Rhys ap Iorwerth left the church. He was thinking, thinking how he would even begin to explain to Madog ap Maredudd. He saw a child, a girl, walking slowly towards the gatehouse, so weighed down with washing she was almost obscured. He shook his head, and quickened his step.
‘Here, little maid, may I take some of your burden from you?’
Chapter Fifteen
Milburga turned, and from lips that had been silent came a high-pitched scream, one that seemed without end. She dropped the basket and backed against the palisade, gripping the timber as if to hold her up. Everyone who heard came running. Brictmer got there first, and, for a man who did not look belligerent, was remarkably aggressive. He saw Rhys ap Iowerth standing, transfixed, his eyes wide and staring, and hit him full in the face. The Welshman fell, and Brictmer reached down and grabbed him by the cotte, pulling him to his feet and yelling obscenities the man could not even comprehend.

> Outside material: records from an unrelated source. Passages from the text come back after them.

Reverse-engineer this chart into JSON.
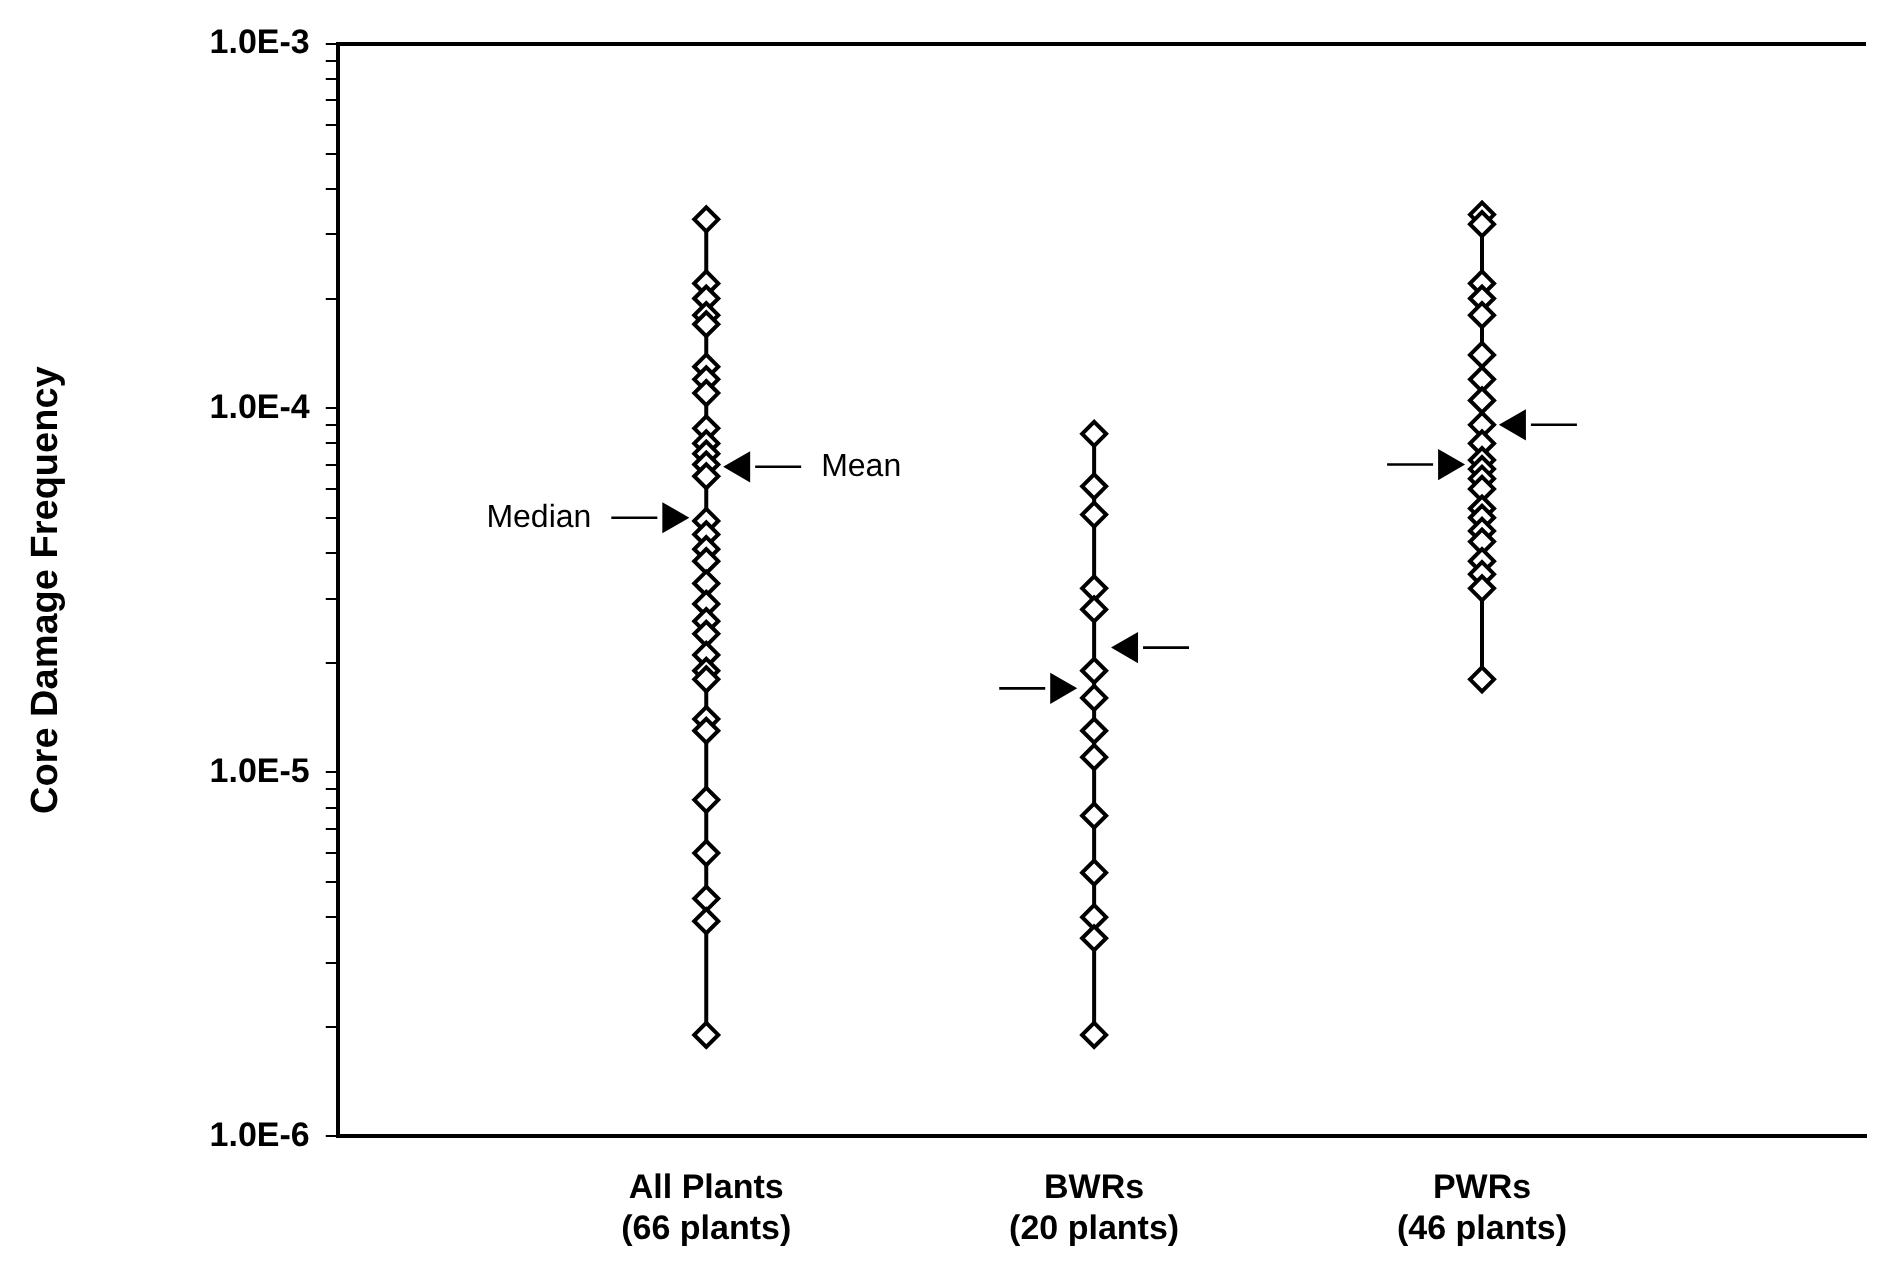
{
  "chart_data": {
    "type": "scatter",
    "ylabel": "Core Damage Frequency",
    "categories": [
      "All Plants\n(66 plants)",
      "BWRs\n(20 plants)",
      "PWRs\n(46 plants)"
    ],
    "log": "y",
    "ylim": [
      1e-06,
      0.001
    ],
    "yticks": [
      {
        "value": 1e-06,
        "label": "1.0E-6"
      },
      {
        "value": 2e-06,
        "label": null
      },
      {
        "value": 3e-06,
        "label": null
      },
      {
        "value": 4e-06,
        "label": null
      },
      {
        "value": 5e-06,
        "label": null
      },
      {
        "value": 6e-06,
        "label": null
      },
      {
        "value": 7e-06,
        "label": null
      },
      {
        "value": 8e-06,
        "label": null
      },
      {
        "value": 9e-06,
        "label": null
      },
      {
        "value": 1e-05,
        "label": "1.0E-5"
      },
      {
        "value": 2e-05,
        "label": null
      },
      {
        "value": 3e-05,
        "label": null
      },
      {
        "value": 4e-05,
        "label": null
      },
      {
        "value": 5e-05,
        "label": null
      },
      {
        "value": 6e-05,
        "label": null
      },
      {
        "value": 7e-05,
        "label": null
      },
      {
        "value": 8e-05,
        "label": null
      },
      {
        "value": 9e-05,
        "label": null
      },
      {
        "value": 0.0001,
        "label": "1.0E-4"
      },
      {
        "value": 0.0002,
        "label": null
      },
      {
        "value": 0.0003,
        "label": null
      },
      {
        "value": 0.0004,
        "label": null
      },
      {
        "value": 0.0005,
        "label": null
      },
      {
        "value": 0.0006,
        "label": null
      },
      {
        "value": 0.0007,
        "label": null
      },
      {
        "value": 0.0008,
        "label": null
      },
      {
        "value": 0.0009,
        "label": null
      },
      {
        "value": 0.001,
        "label": "1.0E-3"
      }
    ],
    "grid": false,
    "legend": false,
    "series": [
      {
        "type": "line",
        "line_style": "solid",
        "marker": "diamond",
        "color": "#000000",
        "x": [
          "All Plants\n(66 plants)",
          "All Plants\n(66 plants)",
          "All Plants\n(66 plants)",
          "All Plants\n(66 plants)",
          "All Plants\n(66 plants)",
          "All Plants\n(66 plants)",
          "All Plants\n(66 plants)",
          "All Plants\n(66 plants)",
          "All Plants\n(66 plants)",
          "All Plants\n(66 plants)",
          "All Plants\n(66 plants)",
          "All Plants\n(66 plants)",
          "All Plants\n(66 plants)",
          "All Plants\n(66 plants)",
          "All Plants\n(66 plants)",
          "All Plants\n(66 plants)",
          "All Plants\n(66 plants)",
          "All Plants\n(66 plants)",
          "All Plants\n(66 plants)",
          "All Plants\n(66 plants)",
          "All Plants\n(66 plants)",
          "All Plants\n(66 plants)",
          "All Plants\n(66 plants)",
          "All Plants\n(66 plants)",
          "All Plants\n(66 plants)",
          "All Plants\n(66 plants)",
          "All Plants\n(66 plants)",
          "All Plants\n(66 plants)",
          "All Plants\n(66 plants)",
          "All Plants\n(66 plants)",
          "All Plants\n(66 plants)",
          "BWRs\n(20 plants)",
          "BWRs\n(20 plants)",
          "BWRs\n(20 plants)",
          "BWRs\n(20 plants)",
          "BWRs\n(20 plants)",
          "BWRs\n(20 plants)",
          "BWRs\n(20 plants)",
          "BWRs\n(20 plants)",
          "BWRs\n(20 plants)",
          "BWRs\n(20 plants)",
          "BWRs\n(20 plants)",
          "BWRs\n(20 plants)",
          "BWRs\n(20 plants)",
          "BWRs\n(20 plants)",
          "PWRs\n(46 plants)",
          "PWRs\n(46 plants)",
          "PWRs\n(46 plants)",
          "PWRs\n(46 plants)",
          "PWRs\n(46 plants)",
          "PWRs\n(46 plants)",
          "PWRs\n(46 plants)",
          "PWRs\n(46 plants)",
          "PWRs\n(46 plants)",
          "PWRs\n(46 plants)",
          "PWRs\n(46 plants)",
          "PWRs\n(46 plants)",
          "PWRs\n(46 plants)",
          "PWRs\n(46 plants)",
          "PWRs\n(46 plants)",
          "PWRs\n(46 plants)",
          "PWRs\n(46 plants)",
          "PWRs\n(46 plants)",
          "PWRs\n(46 plants)",
          "PWRs\n(46 plants)",
          "PWRs\n(46 plants)",
          "PWRs\n(46 plants)"
        ],
        "values": [
          0.00033,
          0.00022,
          0.0002,
          0.00018,
          0.00017,
          0.00013,
          0.00012,
          0.00011,
          8.8e-05,
          8e-05,
          7.5e-05,
          7e-05,
          6.5e-05,
          4.9e-05,
          4.5e-05,
          4.1e-05,
          3.8e-05,
          3.3e-05,
          2.9e-05,
          2.6e-05,
          2.4e-05,
          2.1e-05,
          1.9e-05,
          1.8e-05,
          1.4e-05,
          1.3e-05,
          8.4e-06,
          6e-06,
          4.5e-06,
          3.9e-06,
          1.9e-06,
          8.5e-05,
          6.1e-05,
          5.1e-05,
          3.2e-05,
          2.8e-05,
          1.9e-05,
          1.6e-05,
          1.3e-05,
          1.1e-05,
          7.6e-06,
          5.3e-06,
          4e-06,
          3.5e-06,
          1.9e-06,
          0.00034,
          0.00032,
          0.00022,
          0.0002,
          0.00018,
          0.00014,
          0.00012,
          0.000105,
          9e-05,
          8e-05,
          7.2e-05,
          6.8e-05,
          6.4e-05,
          6e-05,
          5.3e-05,
          5e-05,
          4.6e-05,
          4.3e-05,
          3.8e-05,
          3.5e-05,
          3.2e-05,
          1.8e-05
        ]
      },
      {
        "marker": "triangle",
        "color": "#000000",
        "values": [
          6.9e-05,
          2.2e-05,
          9e-05
        ]
      },
      {
        "marker": "triangle",
        "color": "#000000",
        "values": [
          5e-05,
          1.7e-05,
          7e-05
        ]
      }
    ],
    "annotations": [
      "Mean",
      "Median"
    ]
  }
}
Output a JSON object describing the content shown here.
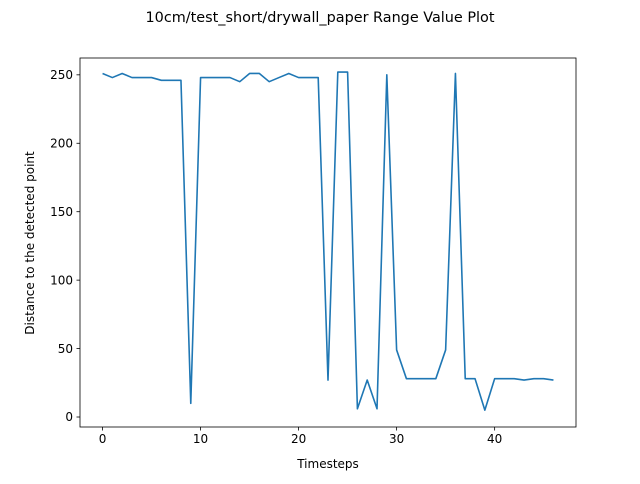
{
  "chart_data": {
    "type": "line",
    "title": "10cm/test_short/drywall_paper Range Value Plot",
    "xlabel": "Timesteps",
    "ylabel": "Distance to the detected point",
    "xlim": [
      -2.3,
      48.3
    ],
    "ylim": [
      -7.3,
      262.3
    ],
    "xticks": [
      0,
      10,
      20,
      30,
      40
    ],
    "yticks": [
      0,
      50,
      100,
      150,
      200,
      250
    ],
    "grid": false,
    "legend": "none",
    "line_color": "#1f77b4",
    "series": [
      {
        "x": [
          0,
          1,
          2,
          3,
          4,
          5,
          6,
          7,
          8,
          9,
          10,
          11,
          12,
          13,
          14,
          15,
          16,
          17,
          18,
          19,
          20,
          21,
          22,
          23,
          24,
          25,
          26,
          27,
          28,
          29,
          30,
          31,
          32,
          33,
          34,
          35,
          36,
          37,
          38,
          39,
          40,
          41,
          42,
          43,
          44,
          45,
          46
        ],
        "values": [
          251,
          248,
          251,
          248,
          248,
          248,
          246,
          246,
          246,
          10,
          248,
          248,
          248,
          248,
          245,
          251,
          251,
          245,
          248,
          251,
          248,
          248,
          248,
          27,
          252,
          252,
          6,
          27,
          6,
          250,
          49,
          28,
          28,
          28,
          28,
          49,
          251,
          28,
          28,
          5,
          28,
          28,
          28,
          27,
          28,
          28,
          27
        ]
      }
    ]
  }
}
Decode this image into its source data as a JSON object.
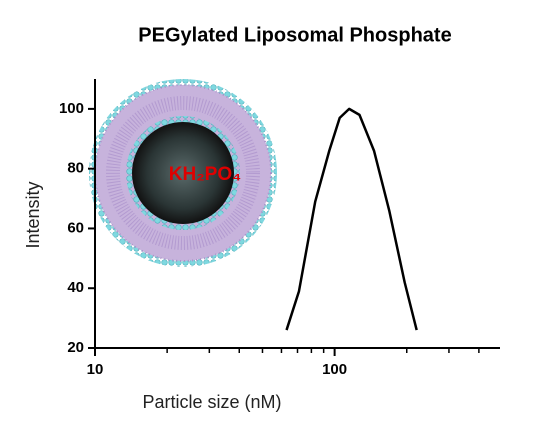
{
  "chart_data": {
    "type": "line",
    "title": "PEGylated Liposomal Phosphate",
    "xlabel": "Particle size (nM)",
    "ylabel": "Intensity",
    "annotation": "KH₂PO₄",
    "xscale": "log",
    "x": [
      63,
      71,
      83,
      95,
      105,
      115,
      127,
      146,
      169,
      196,
      220
    ],
    "series": [
      {
        "name": "Intensity",
        "color": "#000000",
        "values": [
          26,
          39,
          69,
          86,
          97,
          100,
          98,
          86,
          66,
          42,
          26
        ]
      }
    ],
    "xlim": [
      10,
      490
    ],
    "xticks": [
      10,
      100
    ],
    "xminorticks": [
      20,
      30,
      40,
      50,
      60,
      70,
      80,
      90,
      200,
      300,
      400
    ],
    "ylim": [
      20,
      110
    ],
    "yticks": [
      20,
      40,
      60,
      80,
      100
    ]
  }
}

The three sheriff’s men arrived to see Rhys being shaken like a rat, and with blood streaming from his nose.
‘I did not touch her,’ he was yelling, as best he could for lack of breath and blood in his mouth, and Milburga was screaming still, as if she would do so until her lungs burst.
‘Let him be, Brictmer,’ cried Bradecote.
‘The Welsh bastard … All the same.’ Brictmer was not a man of temper, but once lost it was lost completely.